Many sources claim that any quadratic field has the form $\mathbb{Q}(\sqrt{d})$, where $d$ is a squarefree integer and $d \neq 0,1$. I have two questions about this that I'd like to resolve :
- $\mathbb{Q}(\omega)$ has degree $2$ over $\mathbb{Q}$, where $\omega$ is a primitive cube root of unity. But, can this be written in the above form ? If not, why is that not considered a quadratic field ?

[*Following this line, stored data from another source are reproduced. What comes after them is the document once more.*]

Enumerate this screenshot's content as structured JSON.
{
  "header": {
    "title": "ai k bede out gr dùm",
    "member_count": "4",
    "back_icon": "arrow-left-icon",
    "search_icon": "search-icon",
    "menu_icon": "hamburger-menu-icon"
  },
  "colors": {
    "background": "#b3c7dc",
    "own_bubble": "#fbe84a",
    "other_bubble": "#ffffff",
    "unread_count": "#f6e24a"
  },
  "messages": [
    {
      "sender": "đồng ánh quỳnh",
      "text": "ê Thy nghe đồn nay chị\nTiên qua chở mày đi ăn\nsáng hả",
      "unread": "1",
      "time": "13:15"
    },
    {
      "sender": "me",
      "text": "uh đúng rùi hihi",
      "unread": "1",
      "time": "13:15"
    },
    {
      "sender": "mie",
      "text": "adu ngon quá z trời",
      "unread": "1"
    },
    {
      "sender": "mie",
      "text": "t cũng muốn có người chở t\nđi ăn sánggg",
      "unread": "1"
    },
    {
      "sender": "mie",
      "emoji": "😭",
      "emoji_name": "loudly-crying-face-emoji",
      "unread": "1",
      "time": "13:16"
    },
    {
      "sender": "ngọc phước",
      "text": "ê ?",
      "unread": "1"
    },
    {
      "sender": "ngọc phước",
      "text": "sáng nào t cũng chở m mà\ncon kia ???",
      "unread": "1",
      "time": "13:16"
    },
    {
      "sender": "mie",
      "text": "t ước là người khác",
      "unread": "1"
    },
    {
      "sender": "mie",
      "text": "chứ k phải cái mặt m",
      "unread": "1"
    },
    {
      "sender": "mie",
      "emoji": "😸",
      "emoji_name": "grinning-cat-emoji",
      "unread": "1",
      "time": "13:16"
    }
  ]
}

- Why do we have to require $d$ to be squarefree ? For example, $8$ is not squarefree, but if I'm not mistaken, $\mathbb{Q}(\sqrt{8})$ has degree $2$ over $\mathbb{Q}$, so it should still be considered a quadratic field.
Thanks!
The primitive cube roots of $1$ are $-\frac12+\frac i2\sqrt3$ and $-\frac12-\frac i2\sqrt3$, therefore $\Bbb Q(\omega)=\Bbb Q\left(\sqrt{-3}\right)$.
Having $d$ be squarefree is not a necessity: you could say that the extensions of degree $2$ of $\Bbb Q$ are the ones in the form $\Bbb Q(\sqrt{n})$, where $n$ is an integer which is not a square. However, one does not lose generality in writing $n=k^2d$, where $d$ is squarefree and $\ne1$, and then notice that $\Bbb Q\left(\sqrt{k^2d}\right)=\Bbb Q\left(\lvert k\rvert\sqrt{d}\right)=\Bbb Q\left(\sqrt d\right)$. For instance, if $n=8$, then $\Bbb Q\left(\sqrt 8\right)=\Bbb Q\left(2\sqrt2\right)=\Bbb Q\left(\sqrt2\right)$. It is also more convienient, because with the restriction of $d\ne 1$ and squarefree the map $d\mapsto \Bbb Q\left(\sqrt d\right)$ is injective.